Autant le dire tout de suite, et ainsi que le suggère Zola dès les premières lignes de l'oeuvre, on comprend très rapidement qu'on ne va pas beaucoup s'amuser durant cette lecture. Oeuvre profondément noire et poussiéreuse, où les personnages odieux extérieurement et intérieurement évoluent dans une atmosphère presque exclusivement visqueuse et froide, Thérèse Raquin raconte moins l'histoire d'un meurtre que l'histoire d'un remords. le crime est commis assez prématurément, sans fioritures excessives ; ce sont les tentatives des criminels pour se débarrasser du spectre de leur victime qui occupent la majeure partie de l'oeuvre, qui justifient de longs développements où l'impossibilité de retrouver la paix intérieure se manifeste en analyses psychologiques, en décisions contradictoires et en gestes compulsifs, désespérés et, évidemment, vains. Ce récit, ainsi que cette recherche plus ou moins sincère de rédemption ponctuée de voltefaces, est traitée de façon assez simple sur la forme, l'histoire se lit très facilement et avance vite. Je suis un peu surpris par le choix du titre, dans la mesure où Thérèse n'y est pas beaucoup plus importante que Laurent, deux personnages dont le cheminement est pratiquement parallèle à partir du moment fatidique du meurtre.

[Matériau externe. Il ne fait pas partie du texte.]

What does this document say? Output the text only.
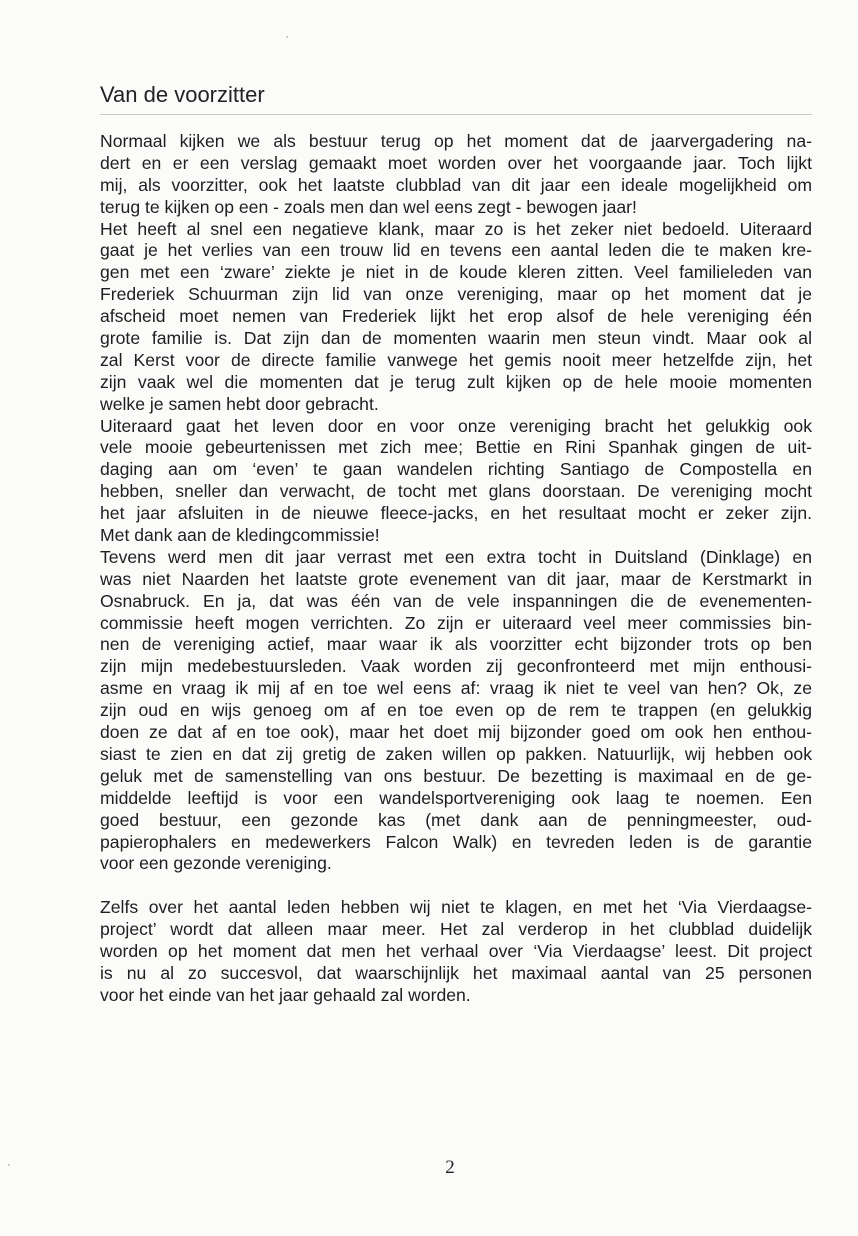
Van de voorzitter
Normaal kijken we als bestuur terug op het moment dat de jaarvergadering na-
dert en er een verslag gemaakt moet worden over het voorgaande jaar. Toch lijkt
mij, als voorzitter, ook het laatste clubblad van dit jaar een ideale mogelijkheid om
terug te kijken op een - zoals men dan wel eens zegt - bewogen jaar!
Het heeft al snel een negatieve klank, maar zo is het zeker niet bedoeld. Uiteraard
gaat je het verlies van een trouw lid en tevens een aantal leden die te maken kre-
gen met een ‘zware’ ziekte je niet in de koude kleren zitten. Veel familieleden van
Frederiek Schuurman zijn lid van onze vereniging, maar op het moment dat je
afscheid moet nemen van Frederiek lijkt het erop alsof de hele vereniging één
grote familie is. Dat zijn dan de momenten waarin men steun vindt. Maar ook al
zal Kerst voor de directe familie vanwege het gemis nooit meer hetzelfde zijn, het
zijn vaak wel die momenten dat je terug zult kijken op de hele mooie momenten
welke je samen hebt door gebracht.
Uiteraard gaat het leven door en voor onze vereniging bracht het gelukkig ook
vele mooie gebeurtenissen met zich mee; Bettie en Rini Spanhak gingen de uit-
daging aan om ‘even’ te gaan wandelen richting Santiago de Compostella en
hebben, sneller dan verwacht, de tocht met glans doorstaan. De vereniging mocht
het jaar afsluiten in de nieuwe fleece-jacks, en het resultaat mocht er zeker zijn.
Met dank aan de kledingcommissie!
Tevens werd men dit jaar verrast met een extra tocht in Duitsland (Dinklage) en
was niet Naarden het laatste grote evenement van dit jaar, maar de Kerstmarkt in
Osnabruck. En ja, dat was één van de vele inspanningen die de evenementen-
commissie heeft mogen verrichten. Zo zijn er uiteraard veel meer commissies bin-
nen de vereniging actief, maar waar ik als voorzitter echt bijzonder trots op ben
zijn mijn medebestuursleden. Vaak worden zij geconfronteerd met mijn enthousi-
asme en vraag ik mij af en toe wel eens af: vraag ik niet te veel van hen? Ok, ze
zijn oud en wijs genoeg om af en toe even op de rem te trappen (en gelukkig
doen ze dat af en toe ook), maar het doet mij bijzonder goed om ook hen enthou-
siast te zien en dat zij gretig de zaken willen op pakken. Natuurlijk, wij hebben ook
geluk met de samenstelling van ons bestuur. De bezetting is maximaal en de ge-
middelde leeftijd is voor een wandelsportvereniging ook laag te noemen. Een
goed bestuur, een gezonde kas (met dank aan de penningmeester, oud-
papierophalers en medewerkers Falcon Walk) en tevreden leden is de garantie
voor een gezonde vereniging.
Zelfs over het aantal leden hebben wij niet te klagen, en met het ‘Via Vierdaagse-
project’ wordt dat alleen maar meer. Het zal verderop in het clubblad duidelijk
worden op het moment dat men het verhaal over ‘Via Vierdaagse’ leest. Dit project
is nu al zo succesvol, dat waarschijnlijk het maximaal aantal van 25 personen
voor het einde van het jaar gehaald zal worden.
2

Pour l'auteur, le comportement humain est directement lié aux phénomènes du corps, où le caractère et l'instinct ne sont en réalité que des symptômes de la lutte d'influence que se livrent le sang et les nerfs. Il en résulte une surabondance du thème du corps, présent dans quasiment tous les paragraphes du récit, avec un point d'apogée dans le chapitre de la Morgue, vaste étalage mondain et morbide de chair humaine inerte. En parlant de « chair », d'ailleurs, il serait intéressant de compter le nombre d'occurrences de ce mot qui constitue, à n'en pas douter, une obsession de l'écrivain. Il en résulte une idée plutôt cynique de l'homme (et de la femme) gouverné par son corps à son insu, dont la raison ne vient que produire le prétexte qui lui donne l'illusion de décider les actes qu'il commet, alors que sa facette « animale » les lui dicte en réalité, en attendant que sa facette « humaine » finisse par y adhérer suffisamment pour la laisser transgresser la morale.

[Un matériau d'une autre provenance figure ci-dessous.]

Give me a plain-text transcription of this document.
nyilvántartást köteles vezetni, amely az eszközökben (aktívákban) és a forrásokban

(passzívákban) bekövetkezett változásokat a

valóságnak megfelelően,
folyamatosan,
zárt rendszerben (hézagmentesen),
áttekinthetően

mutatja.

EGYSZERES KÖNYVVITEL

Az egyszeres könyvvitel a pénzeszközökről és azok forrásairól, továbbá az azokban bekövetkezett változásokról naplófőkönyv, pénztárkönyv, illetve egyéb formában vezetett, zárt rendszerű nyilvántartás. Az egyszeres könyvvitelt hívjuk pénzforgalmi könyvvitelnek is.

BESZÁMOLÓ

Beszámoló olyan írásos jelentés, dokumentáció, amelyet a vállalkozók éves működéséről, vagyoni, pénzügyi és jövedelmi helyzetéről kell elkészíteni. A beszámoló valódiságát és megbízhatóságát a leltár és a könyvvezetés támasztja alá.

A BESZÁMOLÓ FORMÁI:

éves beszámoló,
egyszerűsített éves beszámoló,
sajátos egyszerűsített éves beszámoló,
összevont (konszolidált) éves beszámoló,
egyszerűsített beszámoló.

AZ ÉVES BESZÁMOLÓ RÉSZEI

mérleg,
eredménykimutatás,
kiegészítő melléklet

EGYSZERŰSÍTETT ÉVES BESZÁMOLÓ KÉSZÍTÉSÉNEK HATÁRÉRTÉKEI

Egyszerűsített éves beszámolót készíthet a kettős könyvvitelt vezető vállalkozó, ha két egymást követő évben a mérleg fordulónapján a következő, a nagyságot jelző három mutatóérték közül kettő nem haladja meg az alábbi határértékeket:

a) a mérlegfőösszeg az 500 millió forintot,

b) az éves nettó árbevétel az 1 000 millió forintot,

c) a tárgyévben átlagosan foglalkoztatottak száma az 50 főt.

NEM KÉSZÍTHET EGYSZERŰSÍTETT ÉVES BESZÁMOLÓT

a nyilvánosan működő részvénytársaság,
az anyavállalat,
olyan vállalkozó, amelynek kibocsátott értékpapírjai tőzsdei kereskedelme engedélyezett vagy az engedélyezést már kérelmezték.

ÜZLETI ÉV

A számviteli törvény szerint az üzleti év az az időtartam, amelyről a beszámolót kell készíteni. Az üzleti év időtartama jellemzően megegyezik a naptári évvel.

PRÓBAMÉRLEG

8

La morale, c'est peut-être d'ailleurs ce qui m'a le moins plu dans cette oeuvre, dont les aspects sordides, évoqués jusqu'ici, ne sont pas une mauvaise chose en soi. On a en effet un peu l'impression de lire une illustration des vieux cours de morale de la IIIème République, avec leurs litanies de phrases toutes faites récitées machinalement et quotidiennement par les élèves au point qu'elles en sont devenues des proverbes : « Bien mal acquis ne profite guère. », « L'oisiveté est mère de tous les vices. », « A qui mal fait, mal arrive. », etc. La conséquence de cette démarche, pour le coup, moralisatrice à souhait, avec un narrateur omniscient qui ne se prive pas de juger sévèrement les personnages, est que le livre aurait assez mal vieilli aux yeux d'un lectorat contemporain peut-être plus indépendant et plus friand d'implicite qu'autrefois, n'eussent été quelques chapitres qui s'absolvent de ce schéma simpliste pour proposer autre chose. Par exemple, la première nuit de cauchemar de Laurent est un grand moment de suspense, de même que l'affirmation de son talent artistique, hanté toutefois par le visage du disparu, est très frappante.

Un livre un peu prescriptif, donc, mais qui permet au lecteur de faire le plein de macabre, et se révèle extrêmement accessible sur un plan littéraire (on n'est pas encore à la surenchère de technicité de l'écrivain naturaliste), à partir d'un point de vue très singulier sur le tempérament humain.